Roger se ha plantado frente a la cámara de fotos, en la que se van sucediendo las capturas. Capturas en las que apenas se ve el cielo estrellado y una sombra que se enrosca hacia el suelo, frame a frame.
—Apenas puede adivinarse aquí, pero es un avión, sí. Y parece que tiene problemas.
—¿Pero qué hace un avión en este sitio, papá?
—Por lo que tengo visto, a veces el personal de Hydro-Quebec emplea hidroaviones para llegar hasta aquí. Con ellos pueden posarse sobre los embalses y así recorrer el Territorio Deshabitado de Caniapiscau en un santiamén. Lo que me preocupa ahora es…
Y entonces se escucha el petardeo del motor agudizándose en un estertor justo antes del estruendo del estallido. La nave se arrea un castañazo tremendo y el silencio del lugar magnifica el impacto haciendo que parezca mucho más cercano de lo que es en realidad.
—… eso.
—¡Se ha estrellado, papá!
—Sí. Y me temo que también haya tenido la culpa la aurora polar. La radiación solar tan intensa puede dañar los sistemas electrónicos de las aeronaves que vuelan más alto, lo cual puede a su vez causar fallos en los motores.
—¡Y tú decías que no podía hacernos nada!
—Dije que a nosotros no.
Roger se queda petrificado, mira a su padre en busca de algo más que puntualizaciones. Las Líridas aparecen entonces en el cielo, lo surcan como aeronaves, el sonido de la cámara al captarlas irrumpe ametrallando el silencio con sus chasquidos, pero ni el chaval ni su padre miran al cielo. Se miran a los ojos.
Saben que nadie acudirá al lugar del accidente en muchas horas. Que no sirve de mucho cantar un mayday por radio cuando la radio se anega de interferencias. Que el piloto debería haber saltado del avión en paracaídas. Que hace falta bastante ropa de abrigo para pasar una noche entera en la taiga boreal. Que salir a pie de este bosque tan apartado resulta casi imposible hasta para los cazadores cree.
Y que si no aparece pronto en el cielo una bengala, tal vez nadie encontrará a tiempo al piloto.
—Recoge el equipo a toda prisa, melocotón. Vamos a ver si el teléfono de emergencias que hay en el kilómetro noventa y seis funciona, o si podemos acercarnos al lugar del impacto.
—Pero los lobos…
—Melocotón, ¿tú quieres que abandonemos al piloto a su suerte?
Y Roger se pone a desmontar, a toda velocidad.
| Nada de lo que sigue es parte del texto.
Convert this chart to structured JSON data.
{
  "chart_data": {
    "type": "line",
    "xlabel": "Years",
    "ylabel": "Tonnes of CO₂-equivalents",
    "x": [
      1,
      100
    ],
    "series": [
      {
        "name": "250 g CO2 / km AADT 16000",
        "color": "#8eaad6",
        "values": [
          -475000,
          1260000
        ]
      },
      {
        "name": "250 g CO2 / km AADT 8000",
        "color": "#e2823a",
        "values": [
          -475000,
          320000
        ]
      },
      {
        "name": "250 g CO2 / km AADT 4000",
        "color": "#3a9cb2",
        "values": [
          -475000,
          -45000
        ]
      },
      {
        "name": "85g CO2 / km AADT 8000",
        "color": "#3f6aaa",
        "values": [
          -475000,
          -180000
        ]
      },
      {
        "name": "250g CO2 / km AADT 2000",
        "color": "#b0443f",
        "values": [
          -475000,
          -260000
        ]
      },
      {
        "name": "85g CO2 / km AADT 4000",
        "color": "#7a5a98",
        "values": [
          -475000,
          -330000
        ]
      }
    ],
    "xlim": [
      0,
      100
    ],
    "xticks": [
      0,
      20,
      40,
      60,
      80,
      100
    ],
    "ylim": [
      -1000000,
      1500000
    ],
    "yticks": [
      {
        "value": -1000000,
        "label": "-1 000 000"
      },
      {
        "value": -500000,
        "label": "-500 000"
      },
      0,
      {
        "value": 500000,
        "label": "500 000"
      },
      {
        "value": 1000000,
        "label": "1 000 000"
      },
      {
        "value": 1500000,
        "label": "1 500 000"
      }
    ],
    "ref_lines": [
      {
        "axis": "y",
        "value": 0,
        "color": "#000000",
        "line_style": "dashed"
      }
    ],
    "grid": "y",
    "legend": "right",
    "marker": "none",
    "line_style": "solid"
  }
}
En el cielo sobre sus cabezas aparece una nueva aurora de color anaranjado. Filmarla con las Líridas rasgando el negro cósmico sería todo un éxito en YouTube, pero padre e hijo enarcan sus espaldas, bajan las cabezas y dirigen su mirada al suelo, lo mismo que los caracoles. Deben desclavar los trípodes, arrancar los escarpes de la tienda de campaña, enrollar las lonas, recoger los bártulos. Todo sin pisar los cables.
Hay un centenar de estrellas bramando en silencio al perforar la escena y luego abandonarla, a miles de kilómetros por segundo. Es una panorámica formidable, única, pero nadie la contemplará jamás. Se perderá como una carta de despedida en un incendio.
El cielo se ha convertido en un replicante que llora con las Lágrimas de San Lorenzo. Está lamentándose por algo irrepetible que morirá con él.
Ha visto naves ardiendo más allá de Orión.